The first step of our decision-making tool will be to create a map that divides a landowner’s land into smaller land management units. Landowners will be guided on how to produce their maps using the Texas A&M Forest Service “Map Your Property” and manually adding other parameters. We are working with the Master Naturalists to provide assistance as needed.
Our goal is to developed an map-making app to simplify the process. To learn about the potential, Elizabeth met with Sean Moran, GIS Professor at Austin Community College, and one of his students. The discussion was positive and informative. We will use the feedback gathered from landowner trials to pursue funding to develop this much needed app.
Hardening Communities is More Important
Following the Los Angeles fires, on-the-ground news reporters were astonished to find homes that had escaped the flames. Those homes survived because they had been designed and managed to reduce fire risk. This is called “hardening.”

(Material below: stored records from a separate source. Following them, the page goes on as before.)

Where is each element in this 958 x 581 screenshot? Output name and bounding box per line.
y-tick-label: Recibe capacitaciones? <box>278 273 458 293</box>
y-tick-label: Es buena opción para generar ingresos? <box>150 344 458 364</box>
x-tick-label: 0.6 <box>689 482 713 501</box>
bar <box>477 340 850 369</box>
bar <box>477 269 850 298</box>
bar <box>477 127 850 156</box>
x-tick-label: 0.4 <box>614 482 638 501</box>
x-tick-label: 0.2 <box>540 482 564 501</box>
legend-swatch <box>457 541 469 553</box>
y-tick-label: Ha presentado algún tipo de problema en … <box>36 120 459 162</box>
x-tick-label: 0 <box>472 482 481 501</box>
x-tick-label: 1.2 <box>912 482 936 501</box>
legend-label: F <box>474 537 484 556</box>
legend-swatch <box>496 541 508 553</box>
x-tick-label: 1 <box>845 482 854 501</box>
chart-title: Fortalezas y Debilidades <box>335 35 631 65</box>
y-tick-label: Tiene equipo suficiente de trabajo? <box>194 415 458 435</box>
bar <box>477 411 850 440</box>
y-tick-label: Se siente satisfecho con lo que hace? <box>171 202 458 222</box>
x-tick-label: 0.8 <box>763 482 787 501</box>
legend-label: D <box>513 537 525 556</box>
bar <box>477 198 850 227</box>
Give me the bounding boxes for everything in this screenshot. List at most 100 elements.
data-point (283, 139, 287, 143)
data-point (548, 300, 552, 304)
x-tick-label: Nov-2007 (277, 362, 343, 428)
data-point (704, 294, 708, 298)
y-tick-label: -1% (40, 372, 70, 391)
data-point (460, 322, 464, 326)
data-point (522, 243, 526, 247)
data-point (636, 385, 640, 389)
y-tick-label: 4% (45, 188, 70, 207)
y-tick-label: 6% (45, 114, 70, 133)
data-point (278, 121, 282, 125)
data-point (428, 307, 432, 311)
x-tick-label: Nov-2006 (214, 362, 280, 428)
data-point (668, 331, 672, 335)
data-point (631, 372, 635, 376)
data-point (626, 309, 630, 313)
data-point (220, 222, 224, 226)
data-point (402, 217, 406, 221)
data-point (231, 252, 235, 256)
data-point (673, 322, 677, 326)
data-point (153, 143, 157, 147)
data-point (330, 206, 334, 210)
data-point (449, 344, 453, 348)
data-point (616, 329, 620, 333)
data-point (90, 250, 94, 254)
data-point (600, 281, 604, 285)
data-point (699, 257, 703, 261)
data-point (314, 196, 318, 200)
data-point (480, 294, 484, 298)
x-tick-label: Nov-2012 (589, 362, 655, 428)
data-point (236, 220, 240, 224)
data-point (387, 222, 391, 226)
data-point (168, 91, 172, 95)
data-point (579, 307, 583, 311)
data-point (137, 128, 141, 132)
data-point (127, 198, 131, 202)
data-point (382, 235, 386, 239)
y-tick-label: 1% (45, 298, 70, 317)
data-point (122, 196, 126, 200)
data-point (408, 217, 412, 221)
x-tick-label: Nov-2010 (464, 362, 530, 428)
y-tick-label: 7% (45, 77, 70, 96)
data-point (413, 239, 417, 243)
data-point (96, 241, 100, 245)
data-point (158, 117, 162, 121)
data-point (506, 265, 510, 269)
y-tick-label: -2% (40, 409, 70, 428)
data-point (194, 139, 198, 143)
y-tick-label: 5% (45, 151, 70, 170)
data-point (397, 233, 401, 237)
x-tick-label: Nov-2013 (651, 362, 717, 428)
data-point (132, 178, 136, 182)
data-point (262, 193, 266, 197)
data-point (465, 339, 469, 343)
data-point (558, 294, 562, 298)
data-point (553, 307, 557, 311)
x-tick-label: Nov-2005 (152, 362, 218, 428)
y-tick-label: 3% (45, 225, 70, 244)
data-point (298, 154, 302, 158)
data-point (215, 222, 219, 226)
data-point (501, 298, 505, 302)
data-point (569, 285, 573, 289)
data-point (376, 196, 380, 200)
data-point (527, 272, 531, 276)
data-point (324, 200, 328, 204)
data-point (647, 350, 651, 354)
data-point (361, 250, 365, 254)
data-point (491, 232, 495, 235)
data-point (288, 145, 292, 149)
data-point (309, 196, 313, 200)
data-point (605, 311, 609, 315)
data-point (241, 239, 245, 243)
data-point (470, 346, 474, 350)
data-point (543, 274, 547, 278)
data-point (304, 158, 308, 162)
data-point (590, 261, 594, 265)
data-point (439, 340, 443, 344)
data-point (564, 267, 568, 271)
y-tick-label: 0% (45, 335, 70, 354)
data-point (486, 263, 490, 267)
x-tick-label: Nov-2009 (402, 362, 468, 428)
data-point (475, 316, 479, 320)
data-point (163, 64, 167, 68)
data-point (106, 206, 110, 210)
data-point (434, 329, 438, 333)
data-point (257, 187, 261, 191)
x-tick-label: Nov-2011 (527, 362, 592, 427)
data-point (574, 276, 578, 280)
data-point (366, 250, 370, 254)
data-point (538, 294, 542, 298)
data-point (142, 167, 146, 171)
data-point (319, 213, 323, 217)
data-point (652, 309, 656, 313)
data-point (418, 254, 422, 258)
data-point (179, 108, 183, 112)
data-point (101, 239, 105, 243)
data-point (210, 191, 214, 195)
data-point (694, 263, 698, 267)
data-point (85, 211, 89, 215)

Hardening a single home doesn’t always work if that home is surrounded by a community of non-hardened homes. Individual home safety can exponentially increase when entire communities along the Urban Wildland Interface (UWI) are hardened. We should be spending our money on hardening– not on thinning forests and cutting down woody vegetation that will grow back as more flammable grass. Listen to what wildland fire mitigation expert, Justice Jones says.
Last month’s Texas Monthly article wrote a whole lot about reducing wildland vegetation, but nothing about hardening communities. It is ironic since the primary study they cited by CoreLogic emphasized the importance of hardening communities. The only vegetation management mentioned in the study was within the 30′ buffer zone of structures. And although it’s a good idea to add fire breaks and shaded fuel brakes within wildland vegetation, it would be prudent and cost effective to first upgrade all existing UWI communities and mandate that all future UWI communities be designed and built to reduce fire risk.